Additionally, online meetings of Ohio’s Narcotics Anonymous (NA) chapters mean people who live in rural areas without the means to travel can attend, an option which will hopefully extend beyond when in-person meetings become routine again. In the Cleveland area, over 250 Alcoholics Anonymous (AA) chapters meet each week, and on top of local meetings, some members tell Dr. David Streem of the Cleveland Clinic that they frequent AA meetings hosted in Ireland over Zoom. Those who have watched this crisis unfold first-hand can offer us knowledge about what will really work for struggling people—Ms. Knoll suggests pop-up recovery resources, a one-stop website where people can get all the information they need about addiction recovery in a single place, as well as mail-order naloxone and test strips.

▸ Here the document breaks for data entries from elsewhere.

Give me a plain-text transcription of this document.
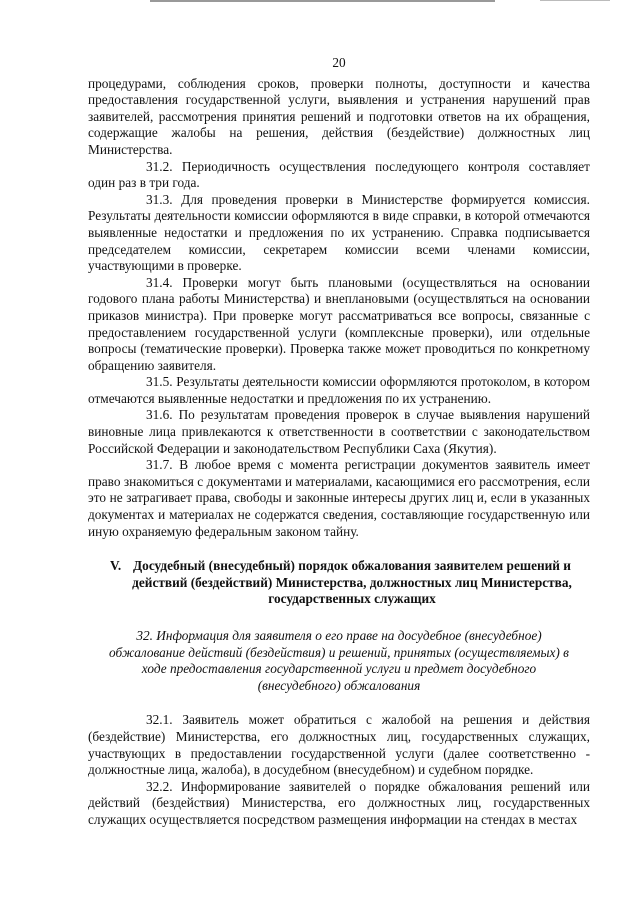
20

процедурами, соблюдения сроков, проверки полноты, доступности и качества предоставления государственной услуги, выявления и устранения нарушений прав заявителей, рассмотрения принятия решений и подготовки ответов на их обращения, содержащие жалобы на решения, действия (бездействие) должностных лиц Министерства.

31.2. Периодичность осуществления последующего контроля составляет один раз в три года.

31.3. Для проведения проверки в Министерстве формируется комиссия. Результаты деятельности комиссии оформляются в виде справки, в которой отмечаются выявленные недостатки и предложения по их устранению. Справка подписывается председателем комиссии, секретарем комиссии всеми членами комиссии, участвующими в проверке.

31.4. Проверки могут быть плановыми (осуществляться на основании годового плана работы Министерства) и внеплановыми (осуществляться на основании приказов министра). При проверке могут рассматриваться все вопросы, связанные с предоставлением государственной услуги (комплексные проверки), или отдельные вопросы (тематические проверки). Проверка также может проводиться по конкретному обращению заявителя.

31.5. Результаты деятельности комиссии оформляются протоколом, в котором отмечаются выявленные недостатки и предложения по их устранению.

31.6. По результатам проведения проверок в случае выявления нарушений виновные лица привлекаются к ответственности в соответствии с законодательством Российской Федерации и законодательством Республики Саха (Якутия).

31.7. В любое время с момента регистрации документов заявитель имеет право знакомиться с документами и материалами, касающимися его рассмотрения, если это не затрагивает права, свободы и законные интересы других лиц и, если в указанных документах и материалах не содержатся сведения, составляющие государственную или иную охраняемую федеральным законом тайну.

V. Досудебный (внесудебный) порядок обжалования заявителем решений и действий (бездействий) Министерства, должностных лиц Министерства, государственных служащих
32. Информация для заявителя о его праве на досудебное (внесудебное) обжалование действий (бездействия) и решений, принятых (осуществляемых) в ходе предоставления государственной услуги и предмет досудебного (внесудебного) обжалования

32.1. Заявитель может обратиться с жалобой на решения и действия (бездействие) Министерства, его должностных лиц, государственных служащих, участвующих в предоставлении государственной услуги (далее соответственно - должностные лица, жалоба), в досудебном (внесудебном) и судебном порядке.

32.2. Информирование заявителей о порядке обжалования решений или действий (бездействия) Министерства, его должностных лиц, государственных служащих осуществляется посредством размещения информации на стендах в местах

These signs of hope, the unrelenting search for answers by Harm Reduction Ohio, Susan Knolls, and the Cleveland Clinic, and new insights into what the addiction community truly needs in such a hard-hit state hopefully stand as a model for other communities in America facing the same crisis. In the future, Ohio’s research on the pandemic’s intersection with the opioid epidemic should serve as a framework for protocols on maintaining addiction recovery during emergency situations.